A group of participants and facilitators of the project participated in an inception workshop on 6th February, 2015 in Arusha
To ensure the continuity of project activities, the Center for Science in Arusha, was equipped with the necessary office and education resources accessible to all schools which are registered as organization members. Some of the resources provided included; all in one (printer, photocopier and scanner) capable of printing A3 papers, four laptop computers, four internet modems, telescopes, and books. All Astro-science ambassadors and the schools involved in the project shall continue to have access to these resources for relevant education activities.
Some of the challenges encountered during project include; difficulties while getting to some schools during rainy season, absence of power to some of the schools, power shutdowns and conflicting schedule between schools and astro-science ambassadors. The project, however, managed to achieve its key objectives by visiting 24 schools, training 48 teachers and reaching 1000 students.
The greatest and most important achievement was to organize the team and seeing the project being owned by astro-science ambassadors and also seeing them adopt new ways of teaching and learning science in Tanzania.

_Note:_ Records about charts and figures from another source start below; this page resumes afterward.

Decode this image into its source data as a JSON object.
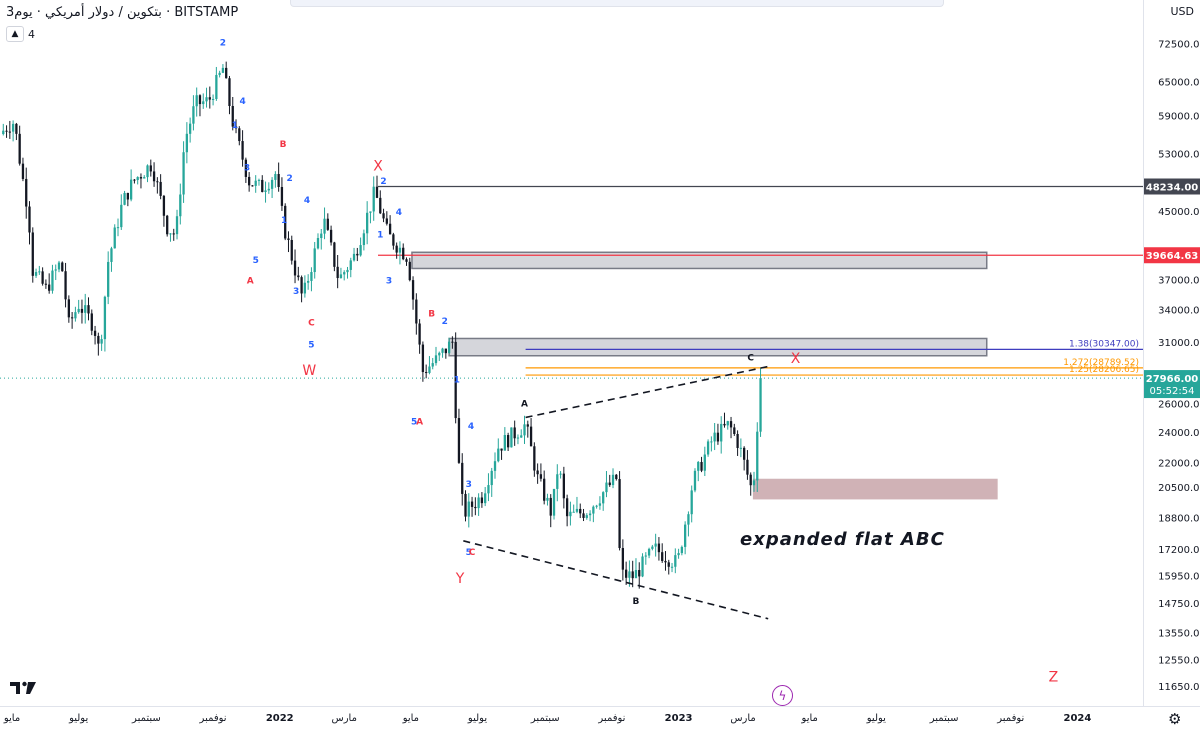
{
  "legend": {
    "title": "بتكوين / دولار أمريكي · يوم3 · BITSTAMP",
    "collapse_icon": "chevron-up-icon",
    "indicator_count": "4"
  },
  "currency": "USD",
  "colors": {
    "up": "#26a69a",
    "down": "#131722",
    "wave_blue": "#2962ff",
    "wave_red": "#f23645",
    "level_dark": "#434651",
    "level_red": "#f23645",
    "fib_purple": "#3f3dbf",
    "fib_orange": "#ff9800",
    "zone_gray": "#b2b5be",
    "zone_brown": "#a9727a"
  },
  "chart_data": {
    "type": "candlestick",
    "symbol": "BTCUSD",
    "exchange": "BITSTAMP",
    "timeframe": "3D",
    "y_axis": {
      "scale": "log",
      "ylim": [
        11000,
        82000
      ],
      "ticks": [
        72500,
        65000,
        59000,
        53000,
        48234,
        45000,
        39664.63,
        37000,
        34000,
        31000,
        27966,
        26000,
        24000,
        22000,
        20500,
        18800,
        17200,
        15950,
        14750,
        13550,
        12550,
        11650
      ],
      "tick_labels": [
        "72500.00",
        "65000.00",
        "59000.00",
        "53000.00",
        "48234.00",
        "45000.00",
        "39664.63",
        "37000.00",
        "34000.00",
        "31000.00",
        "27966.00",
        "26000.00",
        "24000.00",
        "22000.00",
        "20500.00",
        "18800.00",
        "17200.00",
        "15950.00",
        "14750.00",
        "13550.00",
        "12550.00",
        "11650.00"
      ]
    },
    "x_axis": {
      "range": [
        "2021-04-20",
        "2024-03-01"
      ],
      "ticks": [
        "2021-05-01",
        "2021-07-01",
        "2021-09-01",
        "2021-11-01",
        "2022-01-01",
        "2022-03-01",
        "2022-05-01",
        "2022-07-01",
        "2022-09-01",
        "2022-11-01",
        "2023-01-01",
        "2023-03-01",
        "2023-05-01",
        "2023-07-01",
        "2023-09-01",
        "2023-11-01",
        "2024-01-01"
      ],
      "tick_labels": [
        "مايو",
        "يوليو",
        "سبتمبر",
        "نوفمبر",
        "2022",
        "مارس",
        "مايو",
        "يوليو",
        "سبتمبر",
        "نوفمبر",
        "2023",
        "مارس",
        "مايو",
        "يوليو",
        "سبتمبر",
        "نوفمبر",
        "2024"
      ]
    },
    "last_price": {
      "value": 27966.0,
      "label": "27966.00",
      "countdown": "05:52:54"
    },
    "price_path": [
      [
        "2021-04-20",
        56000
      ],
      [
        "2021-04-28",
        57500
      ],
      [
        "2021-05-03",
        58000
      ],
      [
        "2021-05-10",
        50000
      ],
      [
        "2021-05-16",
        45000
      ],
      [
        "2021-05-20",
        38000
      ],
      [
        "2021-06-01",
        36000
      ],
      [
        "2021-06-15",
        39000
      ],
      [
        "2021-06-22",
        32500
      ],
      [
        "2021-07-01",
        34500
      ],
      [
        "2021-07-15",
        32500
      ],
      [
        "2021-07-20",
        30000
      ],
      [
        "2021-07-28",
        39000
      ],
      [
        "2021-08-10",
        46000
      ],
      [
        "2021-08-20",
        49000
      ],
      [
        "2021-09-06",
        51500
      ],
      [
        "2021-09-20",
        43000
      ],
      [
        "2021-09-28",
        42000
      ],
      [
        "2021-10-06",
        55000
      ],
      [
        "2021-10-16",
        61000
      ],
      [
        "2021-10-28",
        61500
      ],
      [
        "2021-11-10",
        67500
      ],
      [
        "2021-11-20",
        57000
      ],
      [
        "2021-12-04",
        49000
      ],
      [
        "2021-12-15",
        48000
      ],
      [
        "2021-12-28",
        50000
      ],
      [
        "2022-01-05",
        43000
      ],
      [
        "2022-01-22",
        35000
      ],
      [
        "2022-02-10",
        44000
      ],
      [
        "2022-02-24",
        37000
      ],
      [
        "2022-03-10",
        39500
      ],
      [
        "2022-03-29",
        47500
      ],
      [
        "2022-04-10",
        42000
      ],
      [
        "2022-04-28",
        39500
      ],
      [
        "2022-05-09",
        30500
      ],
      [
        "2022-05-12",
        28500
      ],
      [
        "2022-05-25",
        29500
      ],
      [
        "2022-06-08",
        31000
      ],
      [
        "2022-06-13",
        22500
      ],
      [
        "2022-06-18",
        19000
      ],
      [
        "2022-07-05",
        20000
      ],
      [
        "2022-07-20",
        23000
      ],
      [
        "2022-08-14",
        24500
      ],
      [
        "2022-08-25",
        21000
      ],
      [
        "2022-09-07",
        19000
      ],
      [
        "2022-09-13",
        22000
      ],
      [
        "2022-09-20",
        18800
      ],
      [
        "2022-10-10",
        19200
      ],
      [
        "2022-10-28",
        20500
      ],
      [
        "2022-11-05",
        21000
      ],
      [
        "2022-11-09",
        16000
      ],
      [
        "2022-11-21",
        15900
      ],
      [
        "2022-12-10",
        17200
      ],
      [
        "2022-12-31",
        16500
      ],
      [
        "2023-01-14",
        20800
      ],
      [
        "2023-02-01",
        23500
      ],
      [
        "2023-02-16",
        24500
      ],
      [
        "2023-02-25",
        23200
      ],
      [
        "2023-03-10",
        20100
      ],
      [
        "2023-03-14",
        24500
      ],
      [
        "2023-03-17",
        27966
      ]
    ],
    "horizontal_levels": [
      {
        "value": 48234.0,
        "label": "48234.00",
        "color": "#434651"
      },
      {
        "value": 39664.63,
        "label": "39664.63",
        "color": "#f23645"
      }
    ],
    "fib_levels": [
      {
        "ratio": "1.38",
        "value": 30347.0,
        "label": "1.38(30347.00)",
        "color": "#3f3dbf"
      },
      {
        "ratio": "1.272",
        "value": 28789.52,
        "label": "1.272(28789.52)",
        "color": "#ff9800"
      },
      {
        "ratio": "1.25",
        "value": 28206.65,
        "label": "1.25(28206.65)",
        "color": "#ff9800"
      }
    ],
    "zones": [
      {
        "from": "2022-05-02",
        "to": "2023-10-10",
        "low": 38200,
        "high": 40000,
        "color": "#b2b5be"
      },
      {
        "from": "2022-06-05",
        "to": "2023-10-10",
        "low": 29800,
        "high": 31300,
        "color": "#b2b5be"
      },
      {
        "from": "2023-03-10",
        "to": "2023-10-20",
        "low": 19800,
        "high": 21000,
        "color": "#a9727a"
      }
    ],
    "trend_lines": [
      {
        "from": [
          "2022-08-14",
          25000
        ],
        "to": [
          "2023-03-24",
          28900
        ],
        "style": "dashed"
      },
      {
        "from": [
          "2022-06-18",
          17600
        ],
        "to": [
          "2023-03-24",
          14100
        ],
        "style": "dashed"
      }
    ],
    "wave_labels": [
      {
        "text": "2",
        "date": "2021-11-10",
        "price": 72000,
        "color": "blue"
      },
      {
        "text": "4",
        "date": "2021-11-28",
        "price": 61000,
        "color": "blue"
      },
      {
        "text": "1",
        "date": "2021-11-21",
        "price": 57000,
        "color": "blue"
      },
      {
        "text": "3",
        "date": "2021-12-02",
        "price": 50500,
        "color": "blue"
      },
      {
        "text": "5",
        "date": "2021-12-10",
        "price": 38800,
        "color": "blue"
      },
      {
        "text": "A",
        "date": "2021-12-05",
        "price": 36600,
        "color": "red"
      },
      {
        "text": "B",
        "date": "2022-01-04",
        "price": 54000,
        "color": "red"
      },
      {
        "text": "2",
        "date": "2022-01-10",
        "price": 49000,
        "color": "blue"
      },
      {
        "text": "1",
        "date": "2022-01-05",
        "price": 43500,
        "color": "blue"
      },
      {
        "text": "4",
        "date": "2022-01-26",
        "price": 46000,
        "color": "blue"
      },
      {
        "text": "3",
        "date": "2022-01-16",
        "price": 35500,
        "color": "blue"
      },
      {
        "text": "C",
        "date": "2022-01-30",
        "price": 32500,
        "color": "red"
      },
      {
        "text": "5",
        "date": "2022-01-30",
        "price": 30500,
        "color": "blue"
      },
      {
        "text": "X",
        "date": "2022-04-01",
        "price": 50500,
        "color": "red"
      },
      {
        "text": "2",
        "date": "2022-04-06",
        "price": 48600,
        "color": "blue"
      },
      {
        "text": "4",
        "date": "2022-04-20",
        "price": 44500,
        "color": "blue"
      },
      {
        "text": "1",
        "date": "2022-04-03",
        "price": 41700,
        "color": "blue"
      },
      {
        "text": "3",
        "date": "2022-04-11",
        "price": 36600,
        "color": "blue"
      },
      {
        "text": "W",
        "date": "2022-01-28",
        "price": 28200,
        "color": "red"
      },
      {
        "text": "B",
        "date": "2022-05-20",
        "price": 33300,
        "color": "red"
      },
      {
        "text": "2",
        "date": "2022-06-01",
        "price": 32600,
        "color": "blue"
      },
      {
        "text": "1",
        "date": "2022-06-12",
        "price": 27600,
        "color": "blue"
      },
      {
        "text": "5",
        "date": "2022-05-04",
        "price": 24500,
        "color": "blue"
      },
      {
        "text": "A",
        "date": "2022-05-09",
        "price": 24500,
        "color": "red"
      },
      {
        "text": "4",
        "date": "2022-06-25",
        "price": 24200,
        "color": "blue"
      },
      {
        "text": "3",
        "date": "2022-06-23",
        "price": 20500,
        "color": "blue"
      },
      {
        "text": "5",
        "date": "2022-06-23",
        "price": 16900,
        "color": "blue"
      },
      {
        "text": "C",
        "date": "2022-06-26",
        "price": 16900,
        "color": "red"
      },
      {
        "text": "Y",
        "date": "2022-06-15",
        "price": 15600,
        "color": "red"
      },
      {
        "text": "A",
        "date": "2022-08-13",
        "price": 25800,
        "color": "dark"
      },
      {
        "text": "B",
        "date": "2022-11-23",
        "price": 14700,
        "color": "dark"
      },
      {
        "text": "C",
        "date": "2023-03-08",
        "price": 29400,
        "color": "dark"
      },
      {
        "text": "X",
        "date": "2023-04-18",
        "price": 29200,
        "color": "red"
      },
      {
        "text": "Z",
        "date": "2023-12-10",
        "price": 11800,
        "color": "red"
      }
    ],
    "annotation": "expanded flat  ABC"
  }
}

Government education officers praised the project for coming forward with a practical way to induce a paradigm shift from the previous content based education curriculum to context based education curriculum that is currently being promoted by the government of Tanzania. Meru district education office also appreciated the project impacts towards achieving government goals of training teachers on the use of hands on teaching methods in the classrooms .The project also inspired AIMS-Tanzania to implement similar activities to one of its recently opened campus in Bagamoyo, Tanzania.